(591a) Towards Cybernetic Modeling of Biological Processes in Mammalian Systems—Lipid Metabolism in the Murine Macrophage | AIChE

(591a) Towards Cybernetic Modeling of Biological Processes in Mammalian Systems—Lipid Metabolism in the Murine Macrophage

Authors 

Gupta, S., University of California, San Diego
Subramaniam, S., University of California, San Diego
Ramkrishna, D., Purdue University
Regulation of metabolism in mammalian cells is achieved through a complex interplay between cellular signaling, metabolic reactions, and transcriptional changes. The modeling of metabolic fluxes in a cell requires the knowledge of all these mechanisms, some of which may be unknown. A cybernetic approach provides a framework to model these complex interactions through the implicit accounting of such regulatory mechanisms, assuming a biological “goal”. The goal-oriented control policies of cybernetic models have been used to predict metabolic phenomena ranging from complex substrate uptake patterns and dynamic metabolic flux distributions to the behavior of gene knockout strains. The premise underlying the cybernetic framework is that the regulatory processes affecting metabolism can be mathematically formulated as a cybernetic objective through variables that constrain the network to achieve a specified biological “goal”.

Cybernetic theory builds on the perspective that regulation is organized towards achieving goals relevant to an organism’s survival or displaying a specific phenotype in response to a stimulus. While cybernetic models have been established by prior work carried out in bacterial systems, we show its applicability to more complex biological systems with a predefined goal. We have modeled eicosanoid, a well-characterized set of inflammatory lipids derived from arachidonic acid, metabolism in mouse bone marrow derived macrophage (BMDM) cells stimulated by Kdo2-Lipid A (KLA, a chemical analogue of Lipopolysaccharide found on the surface of bacterial cells) and adenosine triphosphate (ATP, a danger signal released in response to surrounding cell death) using cybernetic control variables. Here, the cybernetic goal is inflammation; the hallmark of inflammation is the expression of cytokines which act as autocrine signals to stimulate a pro-inflammatory response. Tumor necrosis factor (TNF)-α is an exemplary pro-inflammatory marker and can be designated as a cybernetic objective for modeling eicosanoid—prostaglandin (PG) and leukotriene (LK)—metabolism. Transcriptomic and lipidomic data for eicosanoid biosynthesis and conversion were obtained from the LIPID Maps database. We show that the cybernetic model captures the complex regulation of PG metabolism and provides a reliable description of PG formation using the treatment ATP stimulation. We then validated our model by predicting an independent data set, the PG response of KLA primed ATP stimulated BMDM cells.

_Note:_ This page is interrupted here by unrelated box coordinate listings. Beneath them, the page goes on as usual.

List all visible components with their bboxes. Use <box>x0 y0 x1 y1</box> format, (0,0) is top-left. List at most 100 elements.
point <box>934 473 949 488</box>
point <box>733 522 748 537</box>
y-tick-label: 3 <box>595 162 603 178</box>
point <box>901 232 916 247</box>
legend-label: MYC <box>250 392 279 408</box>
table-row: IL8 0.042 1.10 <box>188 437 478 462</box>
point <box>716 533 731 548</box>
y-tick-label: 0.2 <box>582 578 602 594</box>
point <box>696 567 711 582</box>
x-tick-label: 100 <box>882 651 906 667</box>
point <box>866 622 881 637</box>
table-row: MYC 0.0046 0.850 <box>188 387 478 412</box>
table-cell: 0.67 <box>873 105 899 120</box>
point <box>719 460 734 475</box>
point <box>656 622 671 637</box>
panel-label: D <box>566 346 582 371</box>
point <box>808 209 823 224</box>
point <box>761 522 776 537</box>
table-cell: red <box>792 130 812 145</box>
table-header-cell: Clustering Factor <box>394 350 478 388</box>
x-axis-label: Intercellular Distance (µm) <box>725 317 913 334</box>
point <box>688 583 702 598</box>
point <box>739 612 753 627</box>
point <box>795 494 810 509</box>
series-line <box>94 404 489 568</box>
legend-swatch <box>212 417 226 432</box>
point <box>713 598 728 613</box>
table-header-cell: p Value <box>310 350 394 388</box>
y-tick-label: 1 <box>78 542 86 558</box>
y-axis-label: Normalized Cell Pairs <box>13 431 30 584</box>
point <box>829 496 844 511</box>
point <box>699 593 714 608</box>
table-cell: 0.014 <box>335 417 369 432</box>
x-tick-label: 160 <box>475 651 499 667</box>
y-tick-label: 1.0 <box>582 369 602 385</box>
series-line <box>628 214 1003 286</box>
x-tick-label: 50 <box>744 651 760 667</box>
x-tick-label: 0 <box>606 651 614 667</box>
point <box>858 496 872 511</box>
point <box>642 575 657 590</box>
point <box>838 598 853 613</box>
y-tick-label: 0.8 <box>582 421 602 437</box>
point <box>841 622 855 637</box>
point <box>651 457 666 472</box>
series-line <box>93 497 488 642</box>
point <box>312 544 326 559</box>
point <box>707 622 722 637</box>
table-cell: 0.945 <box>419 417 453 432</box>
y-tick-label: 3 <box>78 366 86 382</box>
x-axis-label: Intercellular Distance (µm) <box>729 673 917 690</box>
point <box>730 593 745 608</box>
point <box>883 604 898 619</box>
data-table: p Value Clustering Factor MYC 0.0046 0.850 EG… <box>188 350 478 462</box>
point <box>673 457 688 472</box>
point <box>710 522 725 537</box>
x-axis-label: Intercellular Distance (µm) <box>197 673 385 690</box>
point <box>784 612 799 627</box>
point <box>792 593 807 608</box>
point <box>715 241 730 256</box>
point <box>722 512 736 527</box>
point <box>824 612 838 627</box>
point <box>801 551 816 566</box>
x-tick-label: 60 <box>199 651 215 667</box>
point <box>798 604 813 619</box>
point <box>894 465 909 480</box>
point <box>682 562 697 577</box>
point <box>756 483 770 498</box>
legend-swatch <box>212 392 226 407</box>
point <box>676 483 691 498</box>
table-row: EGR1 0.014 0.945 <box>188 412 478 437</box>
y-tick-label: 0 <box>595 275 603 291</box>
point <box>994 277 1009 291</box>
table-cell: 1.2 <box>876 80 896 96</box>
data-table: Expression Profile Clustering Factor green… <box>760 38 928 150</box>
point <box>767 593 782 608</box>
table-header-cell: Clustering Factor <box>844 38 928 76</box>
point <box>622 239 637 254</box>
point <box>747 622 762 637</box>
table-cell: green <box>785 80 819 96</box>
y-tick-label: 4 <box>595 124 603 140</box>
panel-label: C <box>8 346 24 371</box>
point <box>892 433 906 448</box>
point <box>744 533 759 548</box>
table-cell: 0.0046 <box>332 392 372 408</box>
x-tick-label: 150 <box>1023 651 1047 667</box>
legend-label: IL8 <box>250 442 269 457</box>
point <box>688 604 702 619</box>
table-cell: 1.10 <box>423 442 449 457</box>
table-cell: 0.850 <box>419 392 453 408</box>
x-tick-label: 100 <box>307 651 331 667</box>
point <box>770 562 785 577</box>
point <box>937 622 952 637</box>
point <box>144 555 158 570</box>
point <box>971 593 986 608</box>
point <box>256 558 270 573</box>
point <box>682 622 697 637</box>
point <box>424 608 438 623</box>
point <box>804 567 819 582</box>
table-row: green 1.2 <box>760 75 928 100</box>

The process of inflammation is mediated by the production of multiple cytokines, chemokines, and lipid mediators each of which contribute to specific individual objectives. For such complex processes in mammalian systems, a cybernetic objective based on a single protein/component may not be sufficient to capture all the biological processes thereby necessitating the use of multiple objectives. The choice of the objective function has been made by intuitive considerations in this thesis. If objectives are conjectured, an argument can be made for numerous alternatives. Since regulatory effects are estimated from unregulated kinetics, one encounters the risk of multiplicity in this regard giving rise to multiple models. The best model is of course that which is able to predict a comprehensive set of perturbations. Here, we have extended our above model to also capture the dynamics of LKs. We have used migration as a biological goal for LK using the chemoattractant CCL2 as a key representative molecule describing cell activation leading to an inflammatory response where a goal composed of multiple cybernetic objectives is warranted. Alternative model objectives included relating both branches of the eicosanoid metabolic network to the inflammatory cytokine TNF-α, as well as the simple maximization of all metabolic products such that each equally contributes to the inflammatory system outcome. We were again able to show that all three cybernetic objectives describing the LK and PG branches for eicosanoid metabolism capture the complex regulation and provide a reliable description of eicosanoid formation. We performed simulated drug and gene perturbation analyses on the system to identify differences between the models and propose additional experiments to select the best cybernetic model.

The advantage to using cybernetic modeling is in its ability to capture system behavior without the same level of detail required for these interactions as standard kinetic modeling. Given the complexity of mammalian systems, the cybernetic goal for mammalian cells may not be based solely on survival or growth but on specific context dependent cellular responses. In this work, we have laid the groundwork for the application of cybernetic modeling in complex mammalian systems through a specific example case of eicosanoid metabolism in BMDM cells, illustrated the case for multiple objectives, and highlighted the extensibility of the cybernetic framework to other complex biological systems.